Gemäss Art. 50 Abs. 1 BV ist die Gemeindeautonomie nach Massgabe des kantonalen
Rechts gewährleistet. Art. 65 KV/GR besagt analog dazu, dass die Autonomie der
Gemeinden gewährleistet ist und deren Umfang durch das kantonale Recht bestimmt
wird. Nach Art. 2 des Gemeindegesetzes des Kantons Graubünden vom 28. April
1974 (GG/GR; BR 175.050) ist die Gemeinde in einem Sachbereich autonom, wenn
das kantonale Recht diesen Bereich nicht abschliessend ordnet, sondern ihn ganz
oder teilweise der Gemeinde zur Regelung überlässt und ihr dabei eine relativ
erhebliche Entscheidungsfreiheit einräumt. In Art. 22 Abs. 1 und 2 KRG/GR is t
festgelegt, dass die Gemeinden die Grundordnung erlassen, wozu auch das
Baugesetz gehört. Die Gemeinde A.________ hat im Rahmen ihrer Autonomie das
Baugesetz vom 9. Dezember 2012 beschlossen (BauG; genehmigt am 7. Juli 2015).

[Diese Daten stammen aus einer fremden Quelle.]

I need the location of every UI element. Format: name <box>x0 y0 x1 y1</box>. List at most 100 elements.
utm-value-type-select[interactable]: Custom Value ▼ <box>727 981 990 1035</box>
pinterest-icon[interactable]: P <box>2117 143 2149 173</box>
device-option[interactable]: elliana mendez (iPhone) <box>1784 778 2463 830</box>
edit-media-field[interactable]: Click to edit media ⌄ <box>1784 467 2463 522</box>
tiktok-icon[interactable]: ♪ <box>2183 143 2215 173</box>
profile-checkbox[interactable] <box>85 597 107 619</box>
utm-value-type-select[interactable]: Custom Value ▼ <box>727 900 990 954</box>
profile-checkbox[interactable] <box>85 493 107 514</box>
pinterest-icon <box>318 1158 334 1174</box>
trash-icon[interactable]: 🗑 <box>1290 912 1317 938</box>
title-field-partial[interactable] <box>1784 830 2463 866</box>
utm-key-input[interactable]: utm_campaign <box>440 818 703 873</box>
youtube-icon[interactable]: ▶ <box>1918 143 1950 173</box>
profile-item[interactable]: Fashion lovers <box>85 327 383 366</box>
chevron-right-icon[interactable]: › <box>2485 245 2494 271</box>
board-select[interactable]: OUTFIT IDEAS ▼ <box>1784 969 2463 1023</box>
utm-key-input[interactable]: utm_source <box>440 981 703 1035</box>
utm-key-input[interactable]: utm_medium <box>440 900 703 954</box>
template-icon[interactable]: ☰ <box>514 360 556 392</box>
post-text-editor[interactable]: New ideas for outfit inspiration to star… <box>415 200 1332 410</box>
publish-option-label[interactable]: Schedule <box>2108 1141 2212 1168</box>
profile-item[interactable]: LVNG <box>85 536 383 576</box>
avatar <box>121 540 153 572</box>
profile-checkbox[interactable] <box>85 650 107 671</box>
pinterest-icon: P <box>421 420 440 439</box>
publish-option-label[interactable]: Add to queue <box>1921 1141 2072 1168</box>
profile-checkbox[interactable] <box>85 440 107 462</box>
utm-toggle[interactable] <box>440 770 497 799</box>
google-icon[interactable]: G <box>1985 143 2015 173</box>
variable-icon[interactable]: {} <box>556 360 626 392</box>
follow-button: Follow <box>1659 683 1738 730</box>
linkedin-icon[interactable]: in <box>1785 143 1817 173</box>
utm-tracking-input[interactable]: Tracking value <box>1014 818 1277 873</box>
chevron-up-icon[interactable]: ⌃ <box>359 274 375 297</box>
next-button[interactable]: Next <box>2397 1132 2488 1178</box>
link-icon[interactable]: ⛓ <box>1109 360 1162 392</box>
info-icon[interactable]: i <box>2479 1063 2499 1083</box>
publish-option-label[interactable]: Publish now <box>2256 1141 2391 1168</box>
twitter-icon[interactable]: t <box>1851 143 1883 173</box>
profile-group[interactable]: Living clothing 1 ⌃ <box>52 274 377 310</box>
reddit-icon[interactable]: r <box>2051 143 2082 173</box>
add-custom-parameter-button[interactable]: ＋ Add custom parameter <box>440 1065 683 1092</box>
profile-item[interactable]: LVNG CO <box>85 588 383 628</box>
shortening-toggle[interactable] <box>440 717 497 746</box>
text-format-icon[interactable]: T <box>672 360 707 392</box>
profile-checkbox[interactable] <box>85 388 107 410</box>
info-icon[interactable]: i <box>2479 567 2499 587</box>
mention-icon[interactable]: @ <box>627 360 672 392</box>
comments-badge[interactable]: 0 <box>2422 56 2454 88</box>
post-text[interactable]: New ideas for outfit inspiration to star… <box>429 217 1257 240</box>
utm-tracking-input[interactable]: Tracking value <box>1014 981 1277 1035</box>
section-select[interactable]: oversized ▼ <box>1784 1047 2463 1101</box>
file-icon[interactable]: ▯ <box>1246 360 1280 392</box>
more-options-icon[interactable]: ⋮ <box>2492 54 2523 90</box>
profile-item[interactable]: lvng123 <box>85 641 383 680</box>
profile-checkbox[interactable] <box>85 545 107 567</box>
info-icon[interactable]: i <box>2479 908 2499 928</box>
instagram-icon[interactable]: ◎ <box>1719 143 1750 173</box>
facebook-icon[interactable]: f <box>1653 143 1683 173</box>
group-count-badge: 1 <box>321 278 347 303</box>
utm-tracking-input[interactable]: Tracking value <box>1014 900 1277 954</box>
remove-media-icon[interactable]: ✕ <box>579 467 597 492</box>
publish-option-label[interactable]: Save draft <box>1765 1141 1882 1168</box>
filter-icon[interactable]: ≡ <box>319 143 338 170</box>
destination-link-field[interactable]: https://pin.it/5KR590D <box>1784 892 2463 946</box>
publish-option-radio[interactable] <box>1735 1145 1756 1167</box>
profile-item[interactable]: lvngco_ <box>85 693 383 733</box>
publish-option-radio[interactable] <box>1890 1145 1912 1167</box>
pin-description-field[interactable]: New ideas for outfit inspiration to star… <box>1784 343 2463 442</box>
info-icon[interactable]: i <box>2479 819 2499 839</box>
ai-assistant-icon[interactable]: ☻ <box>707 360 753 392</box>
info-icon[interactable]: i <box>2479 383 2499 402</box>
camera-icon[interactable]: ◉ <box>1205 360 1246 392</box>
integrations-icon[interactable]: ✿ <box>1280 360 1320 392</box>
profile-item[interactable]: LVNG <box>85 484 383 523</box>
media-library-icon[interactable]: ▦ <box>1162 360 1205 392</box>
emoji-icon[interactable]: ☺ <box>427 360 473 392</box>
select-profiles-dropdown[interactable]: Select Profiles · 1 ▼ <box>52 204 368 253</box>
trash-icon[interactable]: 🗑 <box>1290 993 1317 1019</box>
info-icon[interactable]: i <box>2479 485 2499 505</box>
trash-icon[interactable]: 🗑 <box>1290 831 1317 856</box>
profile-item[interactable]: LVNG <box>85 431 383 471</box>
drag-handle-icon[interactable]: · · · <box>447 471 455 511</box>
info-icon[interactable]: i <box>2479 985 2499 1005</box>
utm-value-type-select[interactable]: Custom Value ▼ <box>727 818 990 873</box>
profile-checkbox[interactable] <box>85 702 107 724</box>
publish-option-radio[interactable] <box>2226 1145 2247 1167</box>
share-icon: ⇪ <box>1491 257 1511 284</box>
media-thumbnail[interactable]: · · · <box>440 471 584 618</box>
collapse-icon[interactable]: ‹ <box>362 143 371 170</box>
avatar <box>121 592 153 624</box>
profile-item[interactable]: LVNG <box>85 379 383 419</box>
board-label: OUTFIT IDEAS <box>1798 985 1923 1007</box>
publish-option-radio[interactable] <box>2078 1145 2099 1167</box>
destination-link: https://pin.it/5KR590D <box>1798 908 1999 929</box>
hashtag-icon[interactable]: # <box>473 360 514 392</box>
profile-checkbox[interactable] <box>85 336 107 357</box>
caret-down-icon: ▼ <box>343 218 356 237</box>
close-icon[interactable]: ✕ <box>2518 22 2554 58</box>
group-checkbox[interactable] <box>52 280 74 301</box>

Dieses enthält Regeln über zu erstellende Pflichtparkplätze bei Neubauten,
Umbauten und Erweiterungen (Art. 71 BauG), über die Leistung einer
Ersatzabgabe, wenn die vorgeschriebenen Abstellplätze nicht bereit gestellt
werden können (Art. 75 BauG), und über die Benutzungsgebühr für die
Beanspruchung von öffentlichem Grund durch parkierende Fahrzeuge (Art. 76
BauG). 
 
3.  
Die beschwerdeführende Gemeinde macht geltend, das Verwaltungsgericht habe
seine Prüfungsbefugnis überschritten und sei bei der Auslegung von Art. 76 BauG
vom klaren Wortlaut dieser Bestimmung abgewichen. 
 
3.1. Art. 76 BauG lautet wie folgt:  
Art. 76 Benützungsgebühr für Beanspruchung von öffentlichem Grund 
^1 Wer in Ermangelung eigener Parkplätze für das Abstellen von Autos
regelmässig öffentlichen Grund benützt, hat der Gemeinde per Ende Jahr eine
Benutzungsgebühr zu bezahlen. Diese Benützungsgebühr ist in jedem Fall von
jenem Grundeigentümer zu entrichten, der nicht ausreichend Pflichtparkplätze
vorzuweisen vermag und deshalb die Ersatzabgabe bezahlt hat.  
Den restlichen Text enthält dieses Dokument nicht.